遠慮しとく
1時間もせずにアボット伯爵が屋敷に来た。
「遠征から帰ったばかりなのに、間者が忍び込んだとか?」
と聞かれたパトリックは、
「ええ、うちのぴーちゃん、あ、玄関の所に居る蛇のことですけど、ぴーちゃんが捕まえてくれましてね」
と答えると、
「それと関係あるやもしれないが、うちの情報部が掴んだ情報によると、スネークス伯爵とソーナリス殿下を狙う輩がいるらしい。これが掴んだ情報の詳細だ」
と、数枚の紙を渡される。
パトリックは手に取って、
「拝見します」
と言い読み始める。
「なるほど、間者が吐いた内容より細かい事まで書いてありますね! 助かります。間者は雇い主しか知らなかったようでね。しかし、私に喧嘩売るとは良い度胸だ。目に物見せてやる」
「やはり侵入者はこの関係かな?」
「ええ、私が疲れて帰ってきたところを襲うつもりだったようです。アボット伯爵、これは提案ですけど、私の仕返しに1枚噛みます? もちろんお礼はしますよ?」
「噛むとは、一体なにを?」
「それはね…」
呆れ顔でアボット伯爵が、
「また、良くそんな事思い付くもんだ。
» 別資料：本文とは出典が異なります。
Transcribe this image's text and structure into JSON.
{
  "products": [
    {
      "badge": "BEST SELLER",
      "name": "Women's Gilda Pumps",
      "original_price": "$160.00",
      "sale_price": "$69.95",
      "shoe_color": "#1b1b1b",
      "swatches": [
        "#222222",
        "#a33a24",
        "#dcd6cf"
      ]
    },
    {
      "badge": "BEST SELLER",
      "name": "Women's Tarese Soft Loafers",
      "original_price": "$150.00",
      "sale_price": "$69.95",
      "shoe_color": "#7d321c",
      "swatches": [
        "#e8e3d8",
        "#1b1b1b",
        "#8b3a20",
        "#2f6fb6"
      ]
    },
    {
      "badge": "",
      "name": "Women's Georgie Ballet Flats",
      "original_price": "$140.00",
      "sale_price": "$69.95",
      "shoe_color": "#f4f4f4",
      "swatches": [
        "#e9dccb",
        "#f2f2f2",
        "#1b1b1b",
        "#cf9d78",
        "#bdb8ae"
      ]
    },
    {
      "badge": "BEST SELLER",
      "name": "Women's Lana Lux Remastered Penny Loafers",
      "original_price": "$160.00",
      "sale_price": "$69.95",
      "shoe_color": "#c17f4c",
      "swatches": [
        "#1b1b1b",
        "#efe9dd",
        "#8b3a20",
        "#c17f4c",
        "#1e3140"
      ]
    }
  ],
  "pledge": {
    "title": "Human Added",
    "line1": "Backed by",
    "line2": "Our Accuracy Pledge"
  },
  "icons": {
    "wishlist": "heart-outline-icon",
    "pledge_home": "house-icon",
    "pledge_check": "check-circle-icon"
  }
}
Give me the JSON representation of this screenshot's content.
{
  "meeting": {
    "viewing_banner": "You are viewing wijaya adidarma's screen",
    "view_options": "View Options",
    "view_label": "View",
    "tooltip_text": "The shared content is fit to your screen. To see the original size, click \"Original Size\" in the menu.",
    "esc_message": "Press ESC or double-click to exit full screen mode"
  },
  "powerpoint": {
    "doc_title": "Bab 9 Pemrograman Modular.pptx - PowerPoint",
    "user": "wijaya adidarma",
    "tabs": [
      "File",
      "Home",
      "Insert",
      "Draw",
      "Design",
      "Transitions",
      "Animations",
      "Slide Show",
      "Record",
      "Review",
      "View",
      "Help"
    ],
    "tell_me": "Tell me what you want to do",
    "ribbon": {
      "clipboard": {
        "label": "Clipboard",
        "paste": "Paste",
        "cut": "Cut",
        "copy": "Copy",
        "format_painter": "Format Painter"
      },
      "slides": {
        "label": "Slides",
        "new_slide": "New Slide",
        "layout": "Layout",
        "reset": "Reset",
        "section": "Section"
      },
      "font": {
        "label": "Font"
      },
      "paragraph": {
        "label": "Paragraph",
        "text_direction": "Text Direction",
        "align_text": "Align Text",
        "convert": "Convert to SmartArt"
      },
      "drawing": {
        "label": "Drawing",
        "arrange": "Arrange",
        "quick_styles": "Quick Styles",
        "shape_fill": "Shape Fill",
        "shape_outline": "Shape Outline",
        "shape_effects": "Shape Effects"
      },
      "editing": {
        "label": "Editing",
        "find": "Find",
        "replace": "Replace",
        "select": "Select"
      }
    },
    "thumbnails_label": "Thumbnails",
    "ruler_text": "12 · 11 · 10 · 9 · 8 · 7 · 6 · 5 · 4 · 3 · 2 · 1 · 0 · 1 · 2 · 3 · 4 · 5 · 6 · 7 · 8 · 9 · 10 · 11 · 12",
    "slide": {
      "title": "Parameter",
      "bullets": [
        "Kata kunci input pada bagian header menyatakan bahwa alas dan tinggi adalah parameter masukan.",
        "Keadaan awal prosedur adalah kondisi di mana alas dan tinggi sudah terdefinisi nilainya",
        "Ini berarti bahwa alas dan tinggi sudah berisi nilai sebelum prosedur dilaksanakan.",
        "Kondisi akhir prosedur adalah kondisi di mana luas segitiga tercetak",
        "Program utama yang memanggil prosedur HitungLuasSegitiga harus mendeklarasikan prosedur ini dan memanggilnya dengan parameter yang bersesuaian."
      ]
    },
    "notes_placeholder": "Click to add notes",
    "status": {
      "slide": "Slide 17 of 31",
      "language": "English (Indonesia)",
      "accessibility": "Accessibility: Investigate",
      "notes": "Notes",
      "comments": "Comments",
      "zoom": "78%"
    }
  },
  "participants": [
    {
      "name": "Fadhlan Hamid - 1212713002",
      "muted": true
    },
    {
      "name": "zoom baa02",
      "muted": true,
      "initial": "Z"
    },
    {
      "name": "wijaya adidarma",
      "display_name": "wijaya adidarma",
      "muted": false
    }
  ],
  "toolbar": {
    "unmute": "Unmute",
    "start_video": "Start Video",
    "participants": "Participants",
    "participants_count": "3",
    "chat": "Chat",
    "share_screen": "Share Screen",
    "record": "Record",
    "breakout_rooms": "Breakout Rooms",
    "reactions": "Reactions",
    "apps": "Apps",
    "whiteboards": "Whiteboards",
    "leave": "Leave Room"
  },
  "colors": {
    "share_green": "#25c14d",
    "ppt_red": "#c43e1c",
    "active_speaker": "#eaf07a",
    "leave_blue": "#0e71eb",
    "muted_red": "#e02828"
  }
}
しかし実行できるのかね?」
と聞いた。
「まあ、なんとかなるのではと。ちょっと許可が必要かもしれませんが、実行は許可が下りしだいですね」
「まあ、我が家には損はなさそうだし噛んでも良いが、いいのか? また評判悪くなるぞ?」
「今更でしょう。新興の家の若造は、舐められたら終わりですよ。鉄は熱いうちに打て! ってやつです。
あ、ちゃんと汚れ仕事はうちがやりますからご安心を。